ISLAMABAD, April 10 – Pakistan’s tax authority said on Friday that withholding income tax collected on the registration of new cars rose by more than 71% in fiscal year 2024-25, driven by higher vehicle sales and changes in the tax structure.
The Federal Board of Revenue said collections under the category reached Rs24.77 billion ($89 million) in FY2024-25, compared with Rs14.44 billion in the previous fiscal year, according to its annual report.
Officials attributed the increase to a surge in new car registrations as well as revisions to tax rates during the year. The data showed strong growth across field offices nationwide, reflecting broader economic activity in the automobile sector.
The Large Taxpayers Office (LTO) recorded a significant jump in collections to Rs3.88 billion from Rs1.63 billion a year earlier. Regional offices also reported notable increases.
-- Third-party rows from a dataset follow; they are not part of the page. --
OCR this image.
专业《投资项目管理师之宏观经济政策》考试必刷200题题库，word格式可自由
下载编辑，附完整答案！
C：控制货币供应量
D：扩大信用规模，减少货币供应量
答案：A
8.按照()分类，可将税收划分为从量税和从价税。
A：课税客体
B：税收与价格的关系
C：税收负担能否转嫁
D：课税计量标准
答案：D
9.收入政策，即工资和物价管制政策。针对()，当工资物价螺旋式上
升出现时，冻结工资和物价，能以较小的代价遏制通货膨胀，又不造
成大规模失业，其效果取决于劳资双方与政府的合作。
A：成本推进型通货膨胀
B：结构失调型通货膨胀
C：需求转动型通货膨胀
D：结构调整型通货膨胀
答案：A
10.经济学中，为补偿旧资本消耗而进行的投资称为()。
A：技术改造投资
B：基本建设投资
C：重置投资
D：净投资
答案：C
In Lahore, the Regional Tax Office (RTO) collected Rs3.87 billion, up from Rs1.35 billion, while Islamabad’s RTO reported Rs2.33 billion compared with Rs1.01 billion. Karachi’s RTO-II saw collections rise to Rs1.59 billion from Rs686 million.
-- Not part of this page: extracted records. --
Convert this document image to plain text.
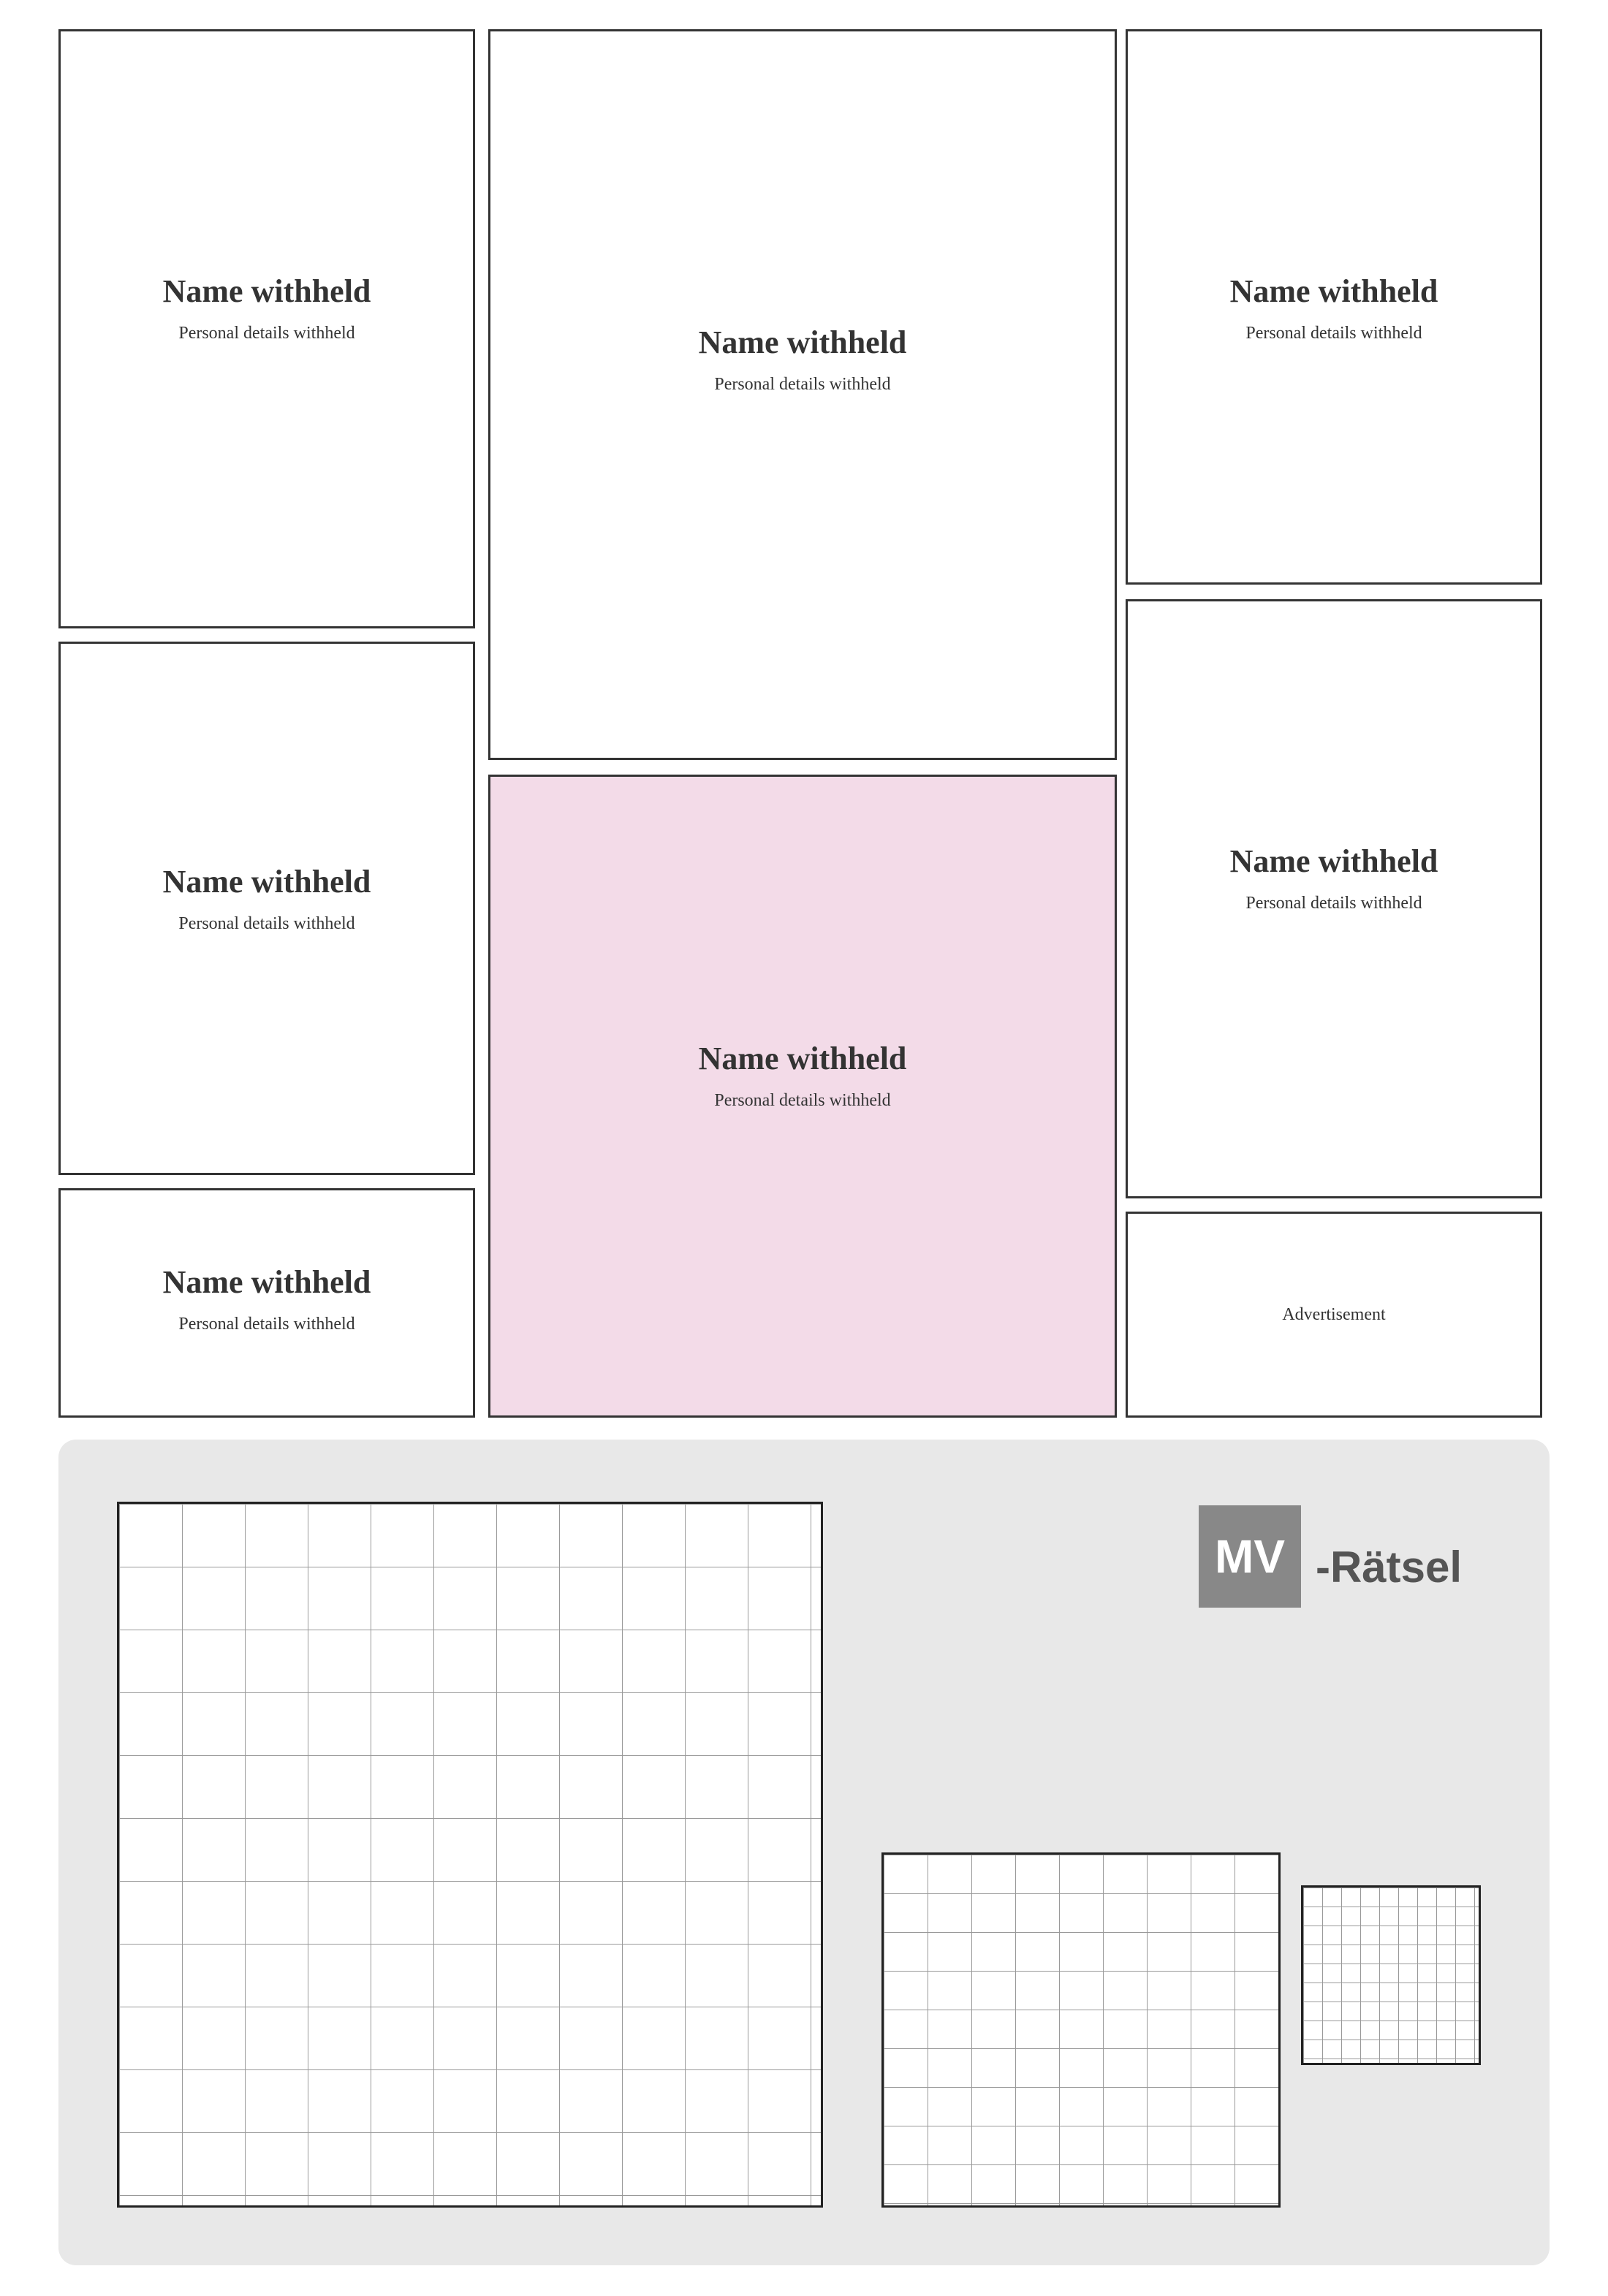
Name withheld
Personal details withheld	Name withheld
Personal details withheld
Name withheld
Personal details withheld
Name withheld
Personal details withheld
Name withheld
Personal details withheld
Name withheld
Personal details withheld
Name withheld
Personal details withheld	Advertisement
MV -Rätsel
Other regional offices also posted gains, with Multan collecting Rs1.19 billion, Sialkot Rs1.17 billion, Rawalpindi Rs1.13 billion, and Faisalabad Rs1.07 billion. LTO Lahore recorded Rs1.07 billion, up from Rs855 million in the previous year.
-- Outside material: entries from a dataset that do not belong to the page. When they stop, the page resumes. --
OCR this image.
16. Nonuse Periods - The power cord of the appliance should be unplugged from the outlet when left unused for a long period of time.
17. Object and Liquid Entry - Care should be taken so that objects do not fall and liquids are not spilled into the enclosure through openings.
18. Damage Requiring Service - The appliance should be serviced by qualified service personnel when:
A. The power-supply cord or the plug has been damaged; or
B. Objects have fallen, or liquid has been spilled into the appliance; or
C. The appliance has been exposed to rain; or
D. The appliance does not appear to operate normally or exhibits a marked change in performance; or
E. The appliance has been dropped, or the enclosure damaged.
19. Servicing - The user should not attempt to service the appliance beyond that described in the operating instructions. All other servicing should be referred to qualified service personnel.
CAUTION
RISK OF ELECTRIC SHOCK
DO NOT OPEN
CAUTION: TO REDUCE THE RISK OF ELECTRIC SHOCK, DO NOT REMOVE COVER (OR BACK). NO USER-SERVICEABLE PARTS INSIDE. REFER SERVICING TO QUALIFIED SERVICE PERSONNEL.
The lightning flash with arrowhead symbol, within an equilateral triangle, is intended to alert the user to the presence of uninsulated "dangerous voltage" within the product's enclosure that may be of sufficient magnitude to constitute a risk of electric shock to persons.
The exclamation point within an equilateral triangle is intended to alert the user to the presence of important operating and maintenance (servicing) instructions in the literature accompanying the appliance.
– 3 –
The withholding tax is collected under Section 231B of Pakistan’s Income Tax Ordinance, 2001, and is applied at the time of vehicle registration.
Analysts say the increase in collections reflects both stronger enforcement and a rebound in consumer demand for automobiles, though rising vehicle prices and regulatory changes have also contributed to higher tax receipts.
The government has been relying on withholding taxes as a key source of revenue amid efforts to meet fiscal targets and manage budget deficits.